Print detailed information about a device including properties.

Example:

tablr_device_info(TABLR_CUDA);
// Output:
// Device: CUDA
// Available: Yes
// Count: 1
//
// CUDA Device 0: NVIDIA GeForce RTX 3080
//   Compute Capability: 8.6
//   Total Memory: 10.00 GB
//   Multiprocessors: 68
//   Max Threads per Block: 1024
//   Warp Size: 32

tablr_set_default_device

void tablr_set_default_device(TablrDevice device);

Set the default device for all operations.
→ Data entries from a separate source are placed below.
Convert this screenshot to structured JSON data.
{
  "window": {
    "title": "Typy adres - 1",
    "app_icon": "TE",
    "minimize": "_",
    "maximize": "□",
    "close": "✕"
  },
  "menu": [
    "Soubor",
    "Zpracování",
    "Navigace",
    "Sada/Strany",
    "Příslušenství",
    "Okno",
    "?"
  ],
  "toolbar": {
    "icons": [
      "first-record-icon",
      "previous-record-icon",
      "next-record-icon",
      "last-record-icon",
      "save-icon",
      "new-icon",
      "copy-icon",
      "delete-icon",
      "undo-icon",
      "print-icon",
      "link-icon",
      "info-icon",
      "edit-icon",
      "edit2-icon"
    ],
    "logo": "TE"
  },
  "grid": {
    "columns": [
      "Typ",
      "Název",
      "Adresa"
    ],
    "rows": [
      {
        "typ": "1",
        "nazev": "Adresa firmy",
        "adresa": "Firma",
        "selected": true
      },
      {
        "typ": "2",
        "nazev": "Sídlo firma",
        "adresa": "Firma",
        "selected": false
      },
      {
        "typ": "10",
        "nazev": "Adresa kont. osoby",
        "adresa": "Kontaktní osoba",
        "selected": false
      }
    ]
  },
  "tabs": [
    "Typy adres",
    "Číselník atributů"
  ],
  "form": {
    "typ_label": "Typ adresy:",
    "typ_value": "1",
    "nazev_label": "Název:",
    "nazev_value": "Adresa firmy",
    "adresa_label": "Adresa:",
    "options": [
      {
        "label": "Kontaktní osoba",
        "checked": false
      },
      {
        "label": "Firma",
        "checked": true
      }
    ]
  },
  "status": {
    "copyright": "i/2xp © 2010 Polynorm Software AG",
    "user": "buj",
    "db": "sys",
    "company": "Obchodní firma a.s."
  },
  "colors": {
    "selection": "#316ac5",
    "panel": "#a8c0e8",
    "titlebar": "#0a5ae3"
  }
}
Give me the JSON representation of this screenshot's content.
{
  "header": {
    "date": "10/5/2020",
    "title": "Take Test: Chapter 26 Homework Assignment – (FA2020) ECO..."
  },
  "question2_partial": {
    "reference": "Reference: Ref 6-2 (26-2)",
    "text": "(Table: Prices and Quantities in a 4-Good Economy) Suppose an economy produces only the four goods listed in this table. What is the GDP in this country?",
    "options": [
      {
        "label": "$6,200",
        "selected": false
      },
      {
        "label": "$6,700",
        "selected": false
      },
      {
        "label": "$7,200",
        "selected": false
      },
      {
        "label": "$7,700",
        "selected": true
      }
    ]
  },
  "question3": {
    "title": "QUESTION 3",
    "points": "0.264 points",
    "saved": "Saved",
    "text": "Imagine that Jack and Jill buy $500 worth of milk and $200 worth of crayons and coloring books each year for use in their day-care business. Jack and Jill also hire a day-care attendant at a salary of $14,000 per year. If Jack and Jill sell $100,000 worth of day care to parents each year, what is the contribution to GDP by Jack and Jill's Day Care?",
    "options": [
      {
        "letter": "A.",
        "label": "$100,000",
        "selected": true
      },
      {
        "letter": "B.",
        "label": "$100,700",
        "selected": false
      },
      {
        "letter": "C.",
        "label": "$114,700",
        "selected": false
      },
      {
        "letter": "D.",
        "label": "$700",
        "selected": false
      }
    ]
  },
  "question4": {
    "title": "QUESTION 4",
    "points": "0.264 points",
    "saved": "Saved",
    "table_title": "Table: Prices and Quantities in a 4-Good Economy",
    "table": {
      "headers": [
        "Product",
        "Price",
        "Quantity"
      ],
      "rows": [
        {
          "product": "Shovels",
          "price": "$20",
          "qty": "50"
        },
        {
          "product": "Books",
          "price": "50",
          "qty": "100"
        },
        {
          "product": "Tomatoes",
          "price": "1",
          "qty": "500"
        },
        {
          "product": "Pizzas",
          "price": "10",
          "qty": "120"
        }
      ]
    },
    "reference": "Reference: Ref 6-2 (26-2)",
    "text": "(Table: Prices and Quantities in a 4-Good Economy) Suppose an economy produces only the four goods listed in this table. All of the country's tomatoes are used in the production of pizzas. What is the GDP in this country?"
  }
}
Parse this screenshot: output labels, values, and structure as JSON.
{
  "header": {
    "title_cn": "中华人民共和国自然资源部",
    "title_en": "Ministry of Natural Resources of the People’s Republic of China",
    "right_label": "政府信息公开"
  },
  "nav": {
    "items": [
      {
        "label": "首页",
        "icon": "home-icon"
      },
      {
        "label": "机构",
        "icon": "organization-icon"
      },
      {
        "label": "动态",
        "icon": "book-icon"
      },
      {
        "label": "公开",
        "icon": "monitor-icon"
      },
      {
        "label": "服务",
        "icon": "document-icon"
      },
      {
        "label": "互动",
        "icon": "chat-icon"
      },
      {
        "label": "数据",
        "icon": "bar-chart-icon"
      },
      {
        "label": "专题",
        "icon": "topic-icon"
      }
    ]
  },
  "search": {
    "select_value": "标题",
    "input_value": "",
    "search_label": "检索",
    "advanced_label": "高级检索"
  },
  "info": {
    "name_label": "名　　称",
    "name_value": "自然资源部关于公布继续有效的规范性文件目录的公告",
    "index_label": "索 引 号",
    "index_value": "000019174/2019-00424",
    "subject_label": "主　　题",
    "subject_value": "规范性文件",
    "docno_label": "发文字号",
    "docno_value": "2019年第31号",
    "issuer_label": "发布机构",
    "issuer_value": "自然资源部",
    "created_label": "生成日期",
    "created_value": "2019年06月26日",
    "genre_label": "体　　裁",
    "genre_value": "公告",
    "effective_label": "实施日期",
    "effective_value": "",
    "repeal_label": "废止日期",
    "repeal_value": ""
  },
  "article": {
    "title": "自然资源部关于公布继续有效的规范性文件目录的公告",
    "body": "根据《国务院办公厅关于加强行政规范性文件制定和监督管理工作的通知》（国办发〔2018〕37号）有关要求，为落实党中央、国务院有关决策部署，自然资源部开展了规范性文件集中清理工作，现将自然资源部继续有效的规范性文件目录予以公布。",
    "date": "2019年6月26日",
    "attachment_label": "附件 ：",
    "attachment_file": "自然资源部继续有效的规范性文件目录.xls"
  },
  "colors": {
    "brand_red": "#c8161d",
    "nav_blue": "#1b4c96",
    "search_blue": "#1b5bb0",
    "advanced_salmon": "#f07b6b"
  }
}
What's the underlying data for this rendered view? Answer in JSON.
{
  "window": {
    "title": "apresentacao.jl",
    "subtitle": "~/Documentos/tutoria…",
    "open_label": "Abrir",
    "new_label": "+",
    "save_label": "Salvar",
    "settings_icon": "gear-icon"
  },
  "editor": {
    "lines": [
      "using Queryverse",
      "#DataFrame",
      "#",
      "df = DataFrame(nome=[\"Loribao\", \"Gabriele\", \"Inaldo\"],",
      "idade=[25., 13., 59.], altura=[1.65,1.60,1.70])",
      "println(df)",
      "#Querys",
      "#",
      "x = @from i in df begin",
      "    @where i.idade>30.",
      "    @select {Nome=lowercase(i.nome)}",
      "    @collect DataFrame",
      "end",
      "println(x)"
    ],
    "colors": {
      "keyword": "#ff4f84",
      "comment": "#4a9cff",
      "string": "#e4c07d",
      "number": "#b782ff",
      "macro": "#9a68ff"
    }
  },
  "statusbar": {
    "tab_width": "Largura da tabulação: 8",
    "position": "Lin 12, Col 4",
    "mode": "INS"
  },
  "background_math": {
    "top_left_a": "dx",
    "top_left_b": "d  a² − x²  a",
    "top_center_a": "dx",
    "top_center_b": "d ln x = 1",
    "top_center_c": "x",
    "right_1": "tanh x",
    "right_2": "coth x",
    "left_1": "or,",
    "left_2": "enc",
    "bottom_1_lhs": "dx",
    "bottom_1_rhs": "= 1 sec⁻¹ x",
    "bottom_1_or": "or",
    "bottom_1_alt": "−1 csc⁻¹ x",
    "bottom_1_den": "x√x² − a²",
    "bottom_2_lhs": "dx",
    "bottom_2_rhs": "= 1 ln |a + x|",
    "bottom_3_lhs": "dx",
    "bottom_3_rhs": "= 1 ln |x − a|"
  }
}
CPU is the default initially.

Example:

/* Set CUDA as default */
tablr_set_default_device(TABLR_CUDA);

/* All new series will use CUDA by default */
TablrSeries* s = tablr_series_create_default(data, size, TABLR_FLOAT32);

tablr_get_default_device

TablrDevice tablr_get_default_device(void);

Get the current default device.

Example:

TablrDevice device = tablr_get_default_device();
printf("Default device: %s\n", tablr_device_name(device));

Using Devices with Series

Explicit Device Selection

/* Create series on CPU */
TablrSeries* cpu_series = tablr_series_create(data, size, TABLR_FLOAT32, TABLR_CPU);

/* Create series on CUDA GPU */
TablrSeries* gpu_series = tablr_series_create(data, size, TABLR_FLOAT32, TABLR_CUDA);

/* Transfer between devices */
TablrSeries* transferred = tablr_series_to_device(cpu_series, TABLR_CUDA);

/* Synchronize GPU operations */
tablr_device_synchronize(TABLR_CUDA);

Using Default Device

/* CPU is default initially */
TablrSeries* s1 = tablr_series_create_default(data, size, TABLR_FLOAT32);

/* Switch to CUDA */
if (tablr_device_available(TABLR_CUDA)) {
    tablr_set_default_device(TABLR_CUDA);
}

/* Now creates on CUDA */
TablrSeries* s2 = tablr_series_create_default(data, size, TABLR_FLOAT32);

Complete Device Example

#include <tablr/tablr.h>

int main(void) {
    /* Check default device (CPU initially) */
    printf("Default: %s\n", tablr_device_name(tablr_get_default_device()));

    /* List all available devices */
    printf("\nAvailable devices:\n");
    TablrDevice devices[] = {TABLR_CPU, TABLR_CUDA, TABLR_XPU, TABLR_NPU, TABLR_TPU};
    const char* names[] = {"CPU", "CUDA", "XPU", "NPU", "TPU"};

    for (int i = 0; i < 5; i++) {
        if (tablr_device_available(devices[i])) {
            printf("- %s (%d devices)\n", names[i], tablr_device_count(devices[i]));
            tablr_device_info(devices[i]);
        }
    }

    /* Switch to CUDA if available */
    if (tablr_device_available(TABLR_CUDA)) {
        tablr_set_default_device(TABLR_CUDA);
        printf("\nSwitched to CUDA\n");
    }

    /* Create series with default device */
    float data[] = {1.0f, 2.0f, 3.0f};
    TablrSeries* s = tablr_series_create_default(data, 3, TABLR_FLOAT32);
    tablr_series_print(s);
    tablr_series_free(s);

    return 0;
}

Device Implementation Details

CUDA (NVIDIA GPUs)

Real CUDA kernels for parallel operations
Device memory management (cudaMalloc, cudaFree, cudaMemcpy)
Kernel operations: add, multiply, scale
Device properties query
Full synchronization support

XPU (Intel GPUs)

SYCL/DPC++ implementation
SYCL queue management
Parallel kernels using SYCL
Device properties query

NPU (Neural Processing Units)

Optimized for AI/ML workloads
Memory management
Neural network operations

TPU (Tensor Processing Units)

Optimized for tensor operations
Matrix computation acceleration
Deep learning support